Cycling sales grew for Halfords in its half year results (the 26 weeks to 27 September 2019), but overall like-for-like revenue fell for the retailer, citing weak consumer confidence. Perhaps crucially, the Group also hinted at a greater emphasis on service over product sales in its future.
Group sales fell 2.4% like-for-like in a “tough market” however sales switched to growth in the last six weeks of the period. Bigger ticket discretionary product demand was soft, while online and B2B (the latter now 15% of Group sales) all delivered strong sales growth.
Halford’s now-year old strategy “To inspire a lifetime of motoring and cycling” was updated, having optimied cycling space in all retail stores, based on a ‘right range, right store’ approach that won it a 2.5pts improvement in the customer New Promoter Score (NPS) driving sales and margin, the firm said.
“Addressing the headwinds faced by retailers of products”
Despite cycling’s positive performance, the Group singled out the motoring side of its business – as well as service over sales – as a priority: “We believe our plan enables the business to evolve into a consumer and B2B services-focused business, with a greater emphasis on motoring, generating higher and more sustainable financial returns. Our motoring and cycling products businesses remain core but, beyond this, we need to deliver a substantial shift to services in order to drive growth and address the headwinds faced by retailers of products.”
The group anticipates a medium-term evolution of service-related sales doubling as a % of total Group sales and Autocentres representing a materially larger proportion of Group profit. “As a result, motoring will inevitably grow in focus.”
An increasing focus on service is not revolutionary thinking for Halfords (or for the cycle sector), but confirmation (if it was needed) that even huge groups like Halfords struggle to absorb the irregularities and headwinds currently associated with retailing product, in bricks and mortar and online. CI.N has plenty of workshop-related articles for further reading on that topic, including a series on ‘how to make your workshop work harder‘.

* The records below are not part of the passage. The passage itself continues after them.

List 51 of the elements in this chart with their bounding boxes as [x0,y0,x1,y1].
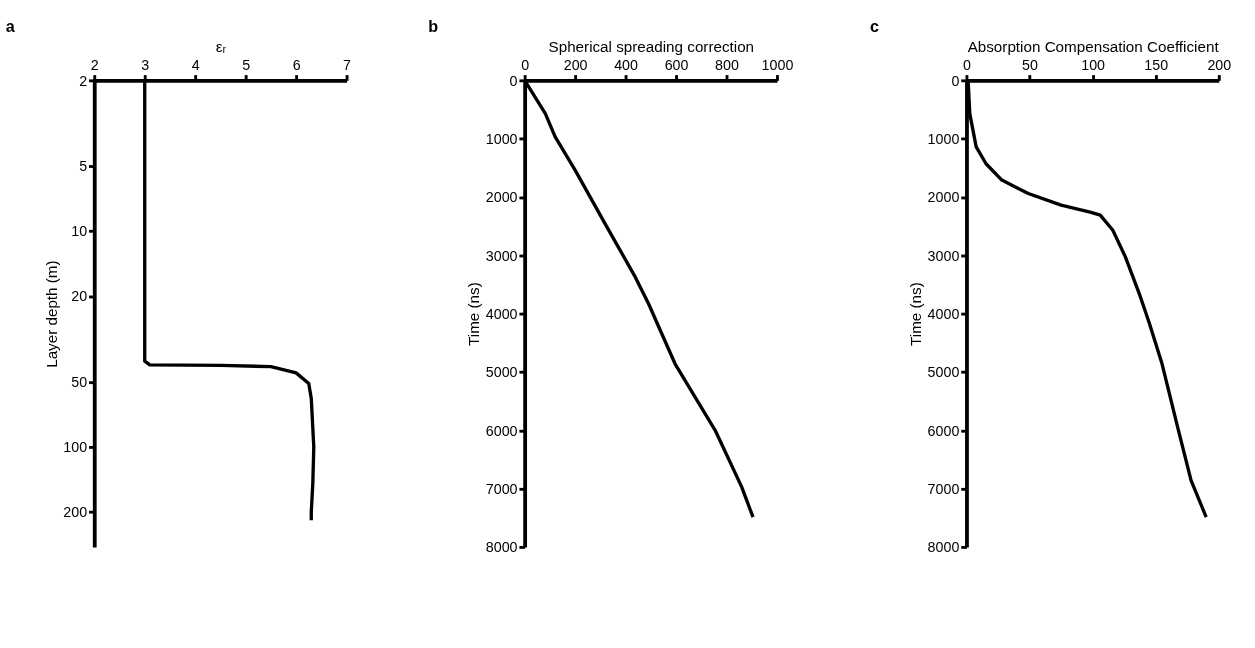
x-axis-title: Spherical spreading correction [548,38,755,56]
x-tick-label: 400 [614,57,639,74]
x-axis-title: Absorption Compensation Coefficient [967,38,1220,56]
y-tick-label: 6000 [485,422,518,439]
chart-title: a [5,16,16,35]
y-tick-label: 2000 [927,189,960,206]
y-tick-label: 5000 [485,364,518,381]
y-tick-label: 5000 [927,364,960,381]
y-tick-label: 5 [79,158,88,175]
y-tick-label: 20 [71,288,88,305]
y-tick-label: 200 [63,504,88,521]
x-tick-label: 2 [90,57,99,74]
x-tick-label: 50 [1022,57,1039,74]
x-tick-label: 150 [1144,57,1169,74]
y-tick-label: 1000 [485,130,518,147]
x-tick-label: 3 [141,57,150,74]
y-axis-title: Layer depth (m) [42,260,60,368]
x-tick-label: 100 [1081,57,1106,74]
y-tick-label: 8000 [485,539,518,556]
y-tick-label: 4000 [927,305,960,322]
y-tick-label: 0 [509,72,518,89]
y-tick-label: 4000 [485,305,518,322]
y-tick-label: 50 [71,374,88,391]
y-tick-label: 0 [951,72,960,89]
x-tick-label: 200 [563,57,588,74]
x-tick-label: 5 [242,57,251,74]
y-tick-label: 2 [79,72,88,89]
x-tick-label: 7 [343,57,352,74]
y-tick-label: 3000 [485,247,518,264]
y-tick-label: 2000 [485,189,518,206]
x-tick-label: 600 [664,57,689,74]
x-tick-label: 1000 [761,57,794,74]
y-tick-label: 7000 [927,480,960,497]
y-tick-label: 6000 [927,422,960,439]
y-tick-label: 10 [71,223,88,240]
x-tick-label: 0 [521,57,530,74]
y-tick-label: 7000 [485,480,518,497]
y-tick-label: 8000 [927,539,960,556]
y-tick-label: 100 [63,439,88,456]
chart-title: c [869,16,879,35]
x-axis-title: εᵣ [215,38,227,56]
x-tick-label: 200 [1207,57,1232,74]
y-axis-title: Time (ns) [465,282,483,346]
x-tick-label: 6 [292,57,301,74]
x-tick-label: 4 [191,57,200,74]
y-tick-label: 3000 [927,247,960,264]
y-tick-label: 1000 [927,130,960,147]
x-tick-label: 0 [962,57,971,74]
y-axis-title: Time (ns) [906,282,924,346]
x-tick-label: 800 [715,57,739,74]
chart-title: b [428,16,439,35]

Halfords CEO Graham Stapleton commented on the results: “In a period where retail sales were impacted by weakened consumer confidence, we are pleased to have successfully increased gross margin, kept a tight control over costs, and seen growth from our strategic investment.
“Twelve months on from the launch of our strategy to inspire and support a lifetime of motoring and cycling, we have made encouraging early progress. Our Autocentres business delivered strong growth in the half, while new initiatives helped to drive top line momentum in Group Services, Online and B2B.

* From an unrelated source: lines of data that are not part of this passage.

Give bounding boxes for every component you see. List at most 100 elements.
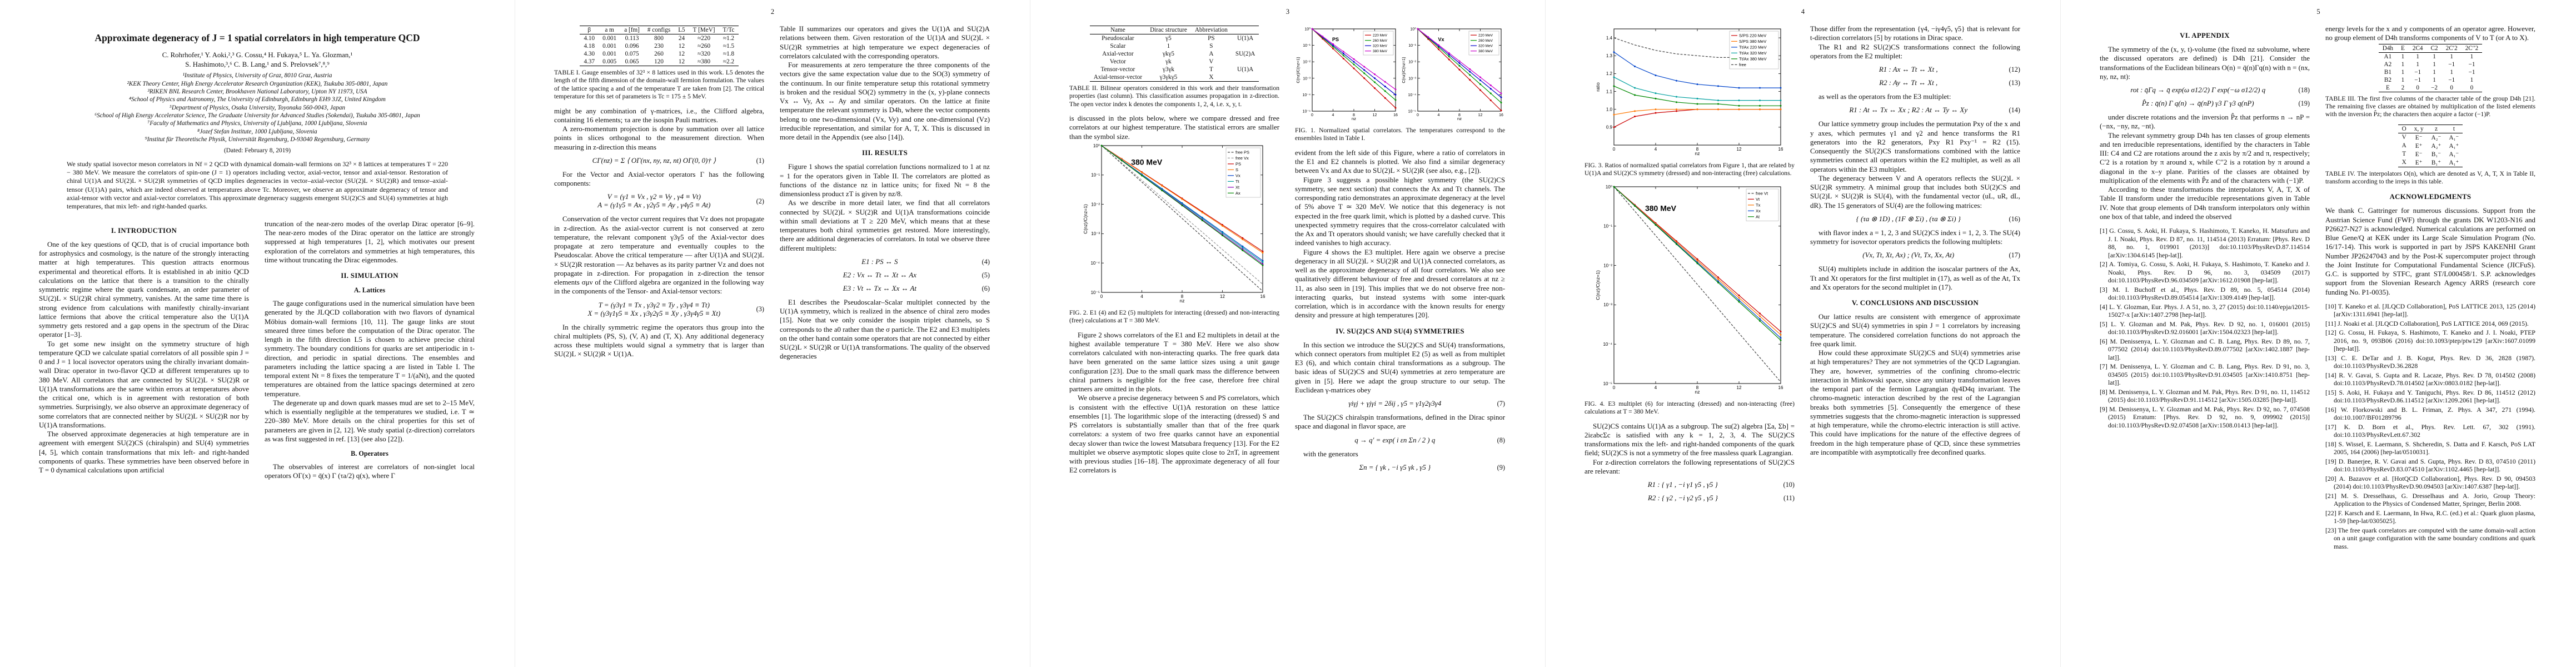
page5-col2-text-a: energy levels for the x and y components… xyxy=(2325,24,2535,43)
page-3: 3 Name Dirac structure Abbreviation Pseudo… xyxy=(1030,0,1546,667)
page4-col1-text: SU(2)CS contains U(1)A as a subgroup. Th… xyxy=(1585,422,1795,503)
svg-text:10⁰: 10⁰ xyxy=(1093,143,1100,148)
table-cell: E⁺ xyxy=(2415,159,2423,166)
table-cell: 230 xyxy=(654,43,664,49)
page-1: Approximate degeneracy of J = 1 spatial … xyxy=(0,0,515,667)
svg-text:C(nz)/C(nz=1): C(nz)/C(nz=1) xyxy=(1595,270,1601,300)
table-cell: 0 xyxy=(2450,84,2453,91)
table-header-cell xyxy=(1232,26,1259,34)
paragraph: Table II summarizes our operators and gi… xyxy=(780,25,990,60)
paragraph: The observables of interest are correlat… xyxy=(265,463,475,480)
reference-entry: [8] M. Denissenya, L. Y. Glozman and M. … xyxy=(2100,387,2310,404)
table-cell: ≈380 xyxy=(697,58,711,65)
svg-text:free Vx: free Vx xyxy=(1235,156,1249,161)
page-number: 5 xyxy=(2316,8,2320,16)
table-cell: −2 xyxy=(2431,84,2438,91)
paragraph: Conservation of the vector current requi… xyxy=(554,215,764,296)
equation-number: (13) xyxy=(2009,79,2021,87)
reference-entry: [18] S. Wissel, E. Laermann, S. Shchered… xyxy=(2325,440,2535,456)
reference-entry: [9] M. Denissenya, L. Y. Glozman and M. … xyxy=(2100,405,2310,429)
svg-text:Xx: Xx xyxy=(1756,208,1761,213)
reference-entry: [17] K. D. Born et al., Phys. Rev. Lett.… xyxy=(2325,422,2535,439)
table-header-row: Name Dirac structure Abbreviation xyxy=(1089,26,1259,34)
table-header-cell: T/Tc xyxy=(723,27,735,33)
table-1-caption: TABLE I. Gauge ensembles of 32³ × 8 latt… xyxy=(554,69,764,101)
svg-text:8: 8 xyxy=(1696,385,1699,390)
svg-text:4: 4 xyxy=(1438,113,1440,117)
section-heading: A. Lattices xyxy=(353,286,386,295)
fig2-plot: 10⁰ 10⁻¹ 10⁻² 10⁻³ 10⁻⁴ 10⁻⁵ 0 4 8 12 16 nz C(nz)/C(… xyxy=(1083,142,1266,306)
svg-text:Vx: Vx xyxy=(1235,173,1240,178)
page3-col1-text-b: Figure 2 shows correlators of the E1 and… xyxy=(1069,331,1279,475)
table-cell: A2 xyxy=(2384,61,2392,68)
page2-col1-text: might be any combination of γ-matrices, … xyxy=(554,107,764,359)
page3-col2-text: evident from the left side of this Figur… xyxy=(1295,148,1505,472)
table-cell: A₁⁻ xyxy=(2449,151,2459,158)
table-cell: V xyxy=(2401,134,2406,141)
table-row: 4.37 0.005 0.065 120 12 ≈380 ≈2.2 xyxy=(580,58,738,66)
paragraph: The degenerate up and down quark masses … xyxy=(265,399,475,443)
equation-number: (19) xyxy=(2298,99,2310,107)
table-row: 4.10 0.001 0.113 800 24 ≈220 ≈1.2 xyxy=(580,34,738,43)
svg-text:PS: PS xyxy=(1332,37,1339,42)
table-cell: −1 xyxy=(2468,61,2475,68)
equation: R1 : { γ1 , −i γ1 γ5 , γ5 } (10) xyxy=(1585,481,1795,489)
abstract: We study spatial isovector meson correla… xyxy=(67,160,448,210)
paragraph: The R1 and R2 SU(2)CS transformations co… xyxy=(1810,43,2020,60)
table-cell: 4.10 xyxy=(584,35,595,42)
title-block: Approximate degeneracy of J = 1 spatial … xyxy=(39,32,476,211)
table-cell: 2 xyxy=(2401,84,2405,91)
table-cell: 1 xyxy=(2450,53,2453,60)
svg-text:Vt: Vt xyxy=(1756,197,1760,202)
table-cell: −1 xyxy=(2468,68,2475,76)
equation-body: CΓ(nz) = Σ ⟨ OΓ(nx, ny, nz, nt) OΓ(0, 0)… xyxy=(592,156,716,165)
section-heading: III. RESULTS xyxy=(861,149,908,157)
table-cell: 0.001 xyxy=(602,35,617,42)
table-header-row: D4h E 2C4 C2 2C′2 2C′′2 xyxy=(2378,44,2483,52)
table-cell: −1 xyxy=(2414,76,2421,83)
table-4-caption: TABLE IV. The interpolators O(n), which … xyxy=(2325,170,2535,185)
page5-col1-text: VI. APPENDIX The symmetry of the (x, y, t… xyxy=(2100,32,2310,221)
authors-line-2: S. Hashimoto,³,⁶ C. B. Lang,¹ and S. Pre… xyxy=(185,60,330,68)
table-header-row: β a m a [fm] # configs L5 T [MeV] T/Tc xyxy=(580,26,739,34)
equation-number: (11) xyxy=(1783,494,1795,502)
table-cell: ≈1.8 xyxy=(723,51,735,57)
reference-entry: [1] G. Cossu, S. Aoki, H. Fukaya, S. Has… xyxy=(2100,227,2310,259)
table-cell: 1 xyxy=(2401,76,2405,83)
paragraph: In this section we introduce the SU(2)CS… xyxy=(1295,341,1505,394)
svg-text:10⁻³: 10⁻³ xyxy=(1091,231,1100,236)
svg-text:10⁻³: 10⁻³ xyxy=(1603,302,1612,307)
svg-text:10⁻⁴: 10⁻⁴ xyxy=(1090,261,1100,266)
paragraph: SU(4) multiplets include in addition the… xyxy=(1810,265,2020,291)
table-3-caption: TABLE III. The first five columns of the… xyxy=(2325,94,2535,118)
equation-number: (3) xyxy=(756,305,764,313)
page-number: 4 xyxy=(1801,8,1805,16)
table-cell: −1 xyxy=(2414,68,2421,76)
table-cell: B₁⁻ xyxy=(2431,151,2442,158)
table-header-cell: E xyxy=(2401,44,2405,52)
page-number: 3 xyxy=(1285,8,1290,16)
table-cell: SU(2)A xyxy=(1235,51,1255,57)
svg-text:10⁻⁴: 10⁻⁴ xyxy=(1603,342,1612,347)
affiliation: ¹Institute of Physics, University of Gra… xyxy=(182,72,332,79)
paragraph: For measurements at zero temperature the… xyxy=(780,61,990,141)
svg-text:1.4: 1.4 xyxy=(1606,36,1613,41)
svg-text:4: 4 xyxy=(1332,113,1334,117)
svg-text:0: 0 xyxy=(1311,113,1313,117)
equation: Σn = { γk , −i γ5 γk , γ5 } (9) xyxy=(1295,464,1505,472)
equation: (Vx, Tt, Xt, Ax) ; (Vt, Tx, Xx, At) (17) xyxy=(1810,251,2020,260)
table-cell: 1 xyxy=(2433,53,2436,60)
equation-body: E2 : Vx ↔ Tt ↔ Xt ↔ Ax xyxy=(843,271,916,279)
svg-text:1.2: 1.2 xyxy=(1606,71,1613,76)
figure-4: 10⁰ 10⁻¹ 10⁻² 10⁻³ 10⁻⁴ 10⁻⁵ 0 4 8 12 16 nz C(nz)/C(… xyxy=(1585,183,1795,416)
paragraph: How could these approximate SU(2)CS and … xyxy=(1810,349,2020,456)
paragraph: To get some new insight on the symmetry … xyxy=(39,340,249,429)
reference-entry: [13] C. E. DeTar and J. B. Kogut, Phys. … xyxy=(2325,354,2535,370)
paragraph: According to these transformations the i… xyxy=(2100,186,2310,221)
table-header-cell: β xyxy=(587,27,591,33)
table-header-cell: 2C4 xyxy=(2412,44,2423,52)
svg-text:8: 8 xyxy=(1696,147,1699,152)
svg-text:10⁻⁴: 10⁻⁴ xyxy=(1408,93,1417,97)
svg-text:10⁻⁵: 10⁻⁵ xyxy=(1091,290,1100,295)
table-row: A2 1 1 1 −1 −1 xyxy=(2379,61,2483,68)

“We are clear that our service-led strategy is the right one for Halfords. Our unique position, growing services business and positive macro-customer trends, gives us confidence that this is the right time to accelerate investment, leveraging our trusted household brand to become a clear market leader in Motoring services.
“Over the medium-term, we expect service-related sales to double as a percentage of Group sales and Autocentres to represent a materially larger proportion of Halfords’ profits. As a result, motoring will inevitably grow in focus for the Group. We are confident that this strategy will drive long-term sustainable growth.”